In my ‘previous life’ as a professional musician, I’ve sung every love song you can imagine. At weddings and funerals, in concerts and cafés, at parties and in pubs, I’d sing lines like: ‘Love me tender, love me sweet’; ‘You don’t know what love is until you learn the meaning of the blues’; ‘Love me or leave me or let me be lonely’- the whole Great American Songbook from A to Z. And in the end, when I try to make sense of it all, I can only think of Joni Mitchell’s song:

‘I've looked at love from both sides now From give and take and still somehow It's love's illusions that I recall I really don't know love Really don't know love at all’

So if songs don’t give us real answers, let’s seek for love among the poets! Listen to what they tell me:

‘Your task is not to seek for love, But merely to seek and find All the barriers within yourself That you have built against it.’

Boom!
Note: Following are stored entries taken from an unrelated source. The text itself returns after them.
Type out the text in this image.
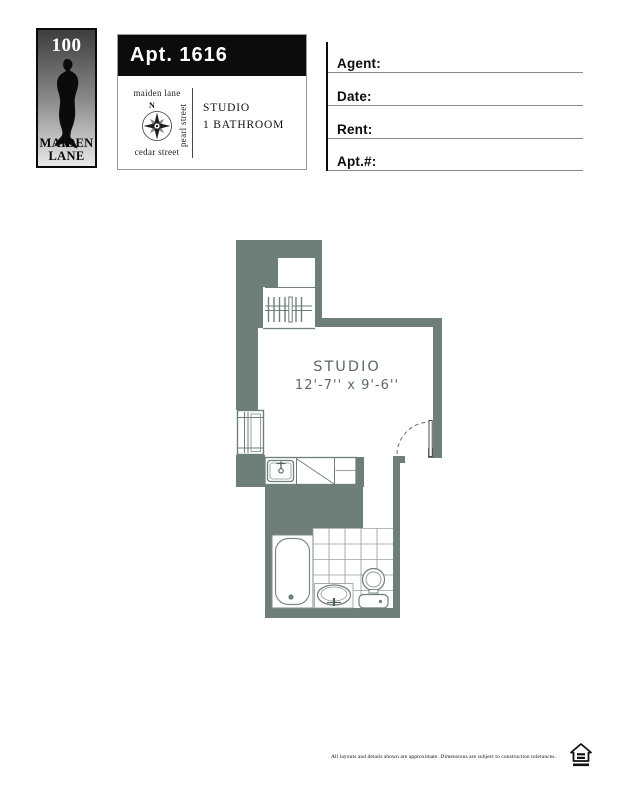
100
MAIDEN
LANE
Apt. 1616
maiden lane
N
cedar street
pearl street STUDIO
1 BATHROOM
Agent:
Date:
Rent:
Apt.#:
STUDIO
12'-7'' x 9'-6''
All layouts and details shown are approximate. Dimensions are subject to construction tolerances.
Mister Rumi, you really got me there.

All my life, I felt this deep longing in my heart, as if I was incomplete. I was always looking for something. And this longing gave me the willingness to take a good and honest look in the mirror, again and again, looking for what is real and true beneath all the confusion of my heart and mind. I always felt this big urge to ‘clean up’ inside, digging deep into my discomfort, dying to free myself from all those big barriers I had felt ever since I was very young.

But I also realise that for so many years, I was searching for love in all the wrong places: in addiction, in dependence, in power games, and in pain. It took many rough life lessons for me to understand: Love is not a battlefield! Love is not a wicked game we play. Love does not hurt! (…even though I still love those songs ;-))

After years and years of trying much too hard to love and/or to be loved, having my heart broken over and over again, it was only when I finally found what I was looking for inside myself instead of searching for it on the outside, that the most beautiful love relationship I could ever dream of came into my life.

Also, this deep longing inside, this wish to feel whole and complete is what brought me to the yoga mat and it still is the fuel for my practice. Moving, breathing, sitting and chanting as tools to again and again melt through all these layers of illusion that are covering our true nature, which is love. Looking for something that has always been there.

But when I try to describe what love actually is, it’s hard to find the right words. I mainly just end up thinking of all the things it’s not, a bit like in one of my favourite poems:

WHAT IT IS It is nonsense says reason It is what it is says love It is misfortune says calculation It is nothing but pain says fear It is what it is says love It is ridiculous says pride It is careless says caution It is impossible says experience It is what it is says love.

-Erich Fried

Maybe love is just beyond description. As soon as we try to find words for it, we make it smaller. When we try to define it, it is the mind trying to grasp something that can only exist when the mind finally stops grasping. A catch 22 that is asking for surrender. To something that is so much bigger than us, so much bigger than our stories and dramas, likes and dislikes, so much bigger than words.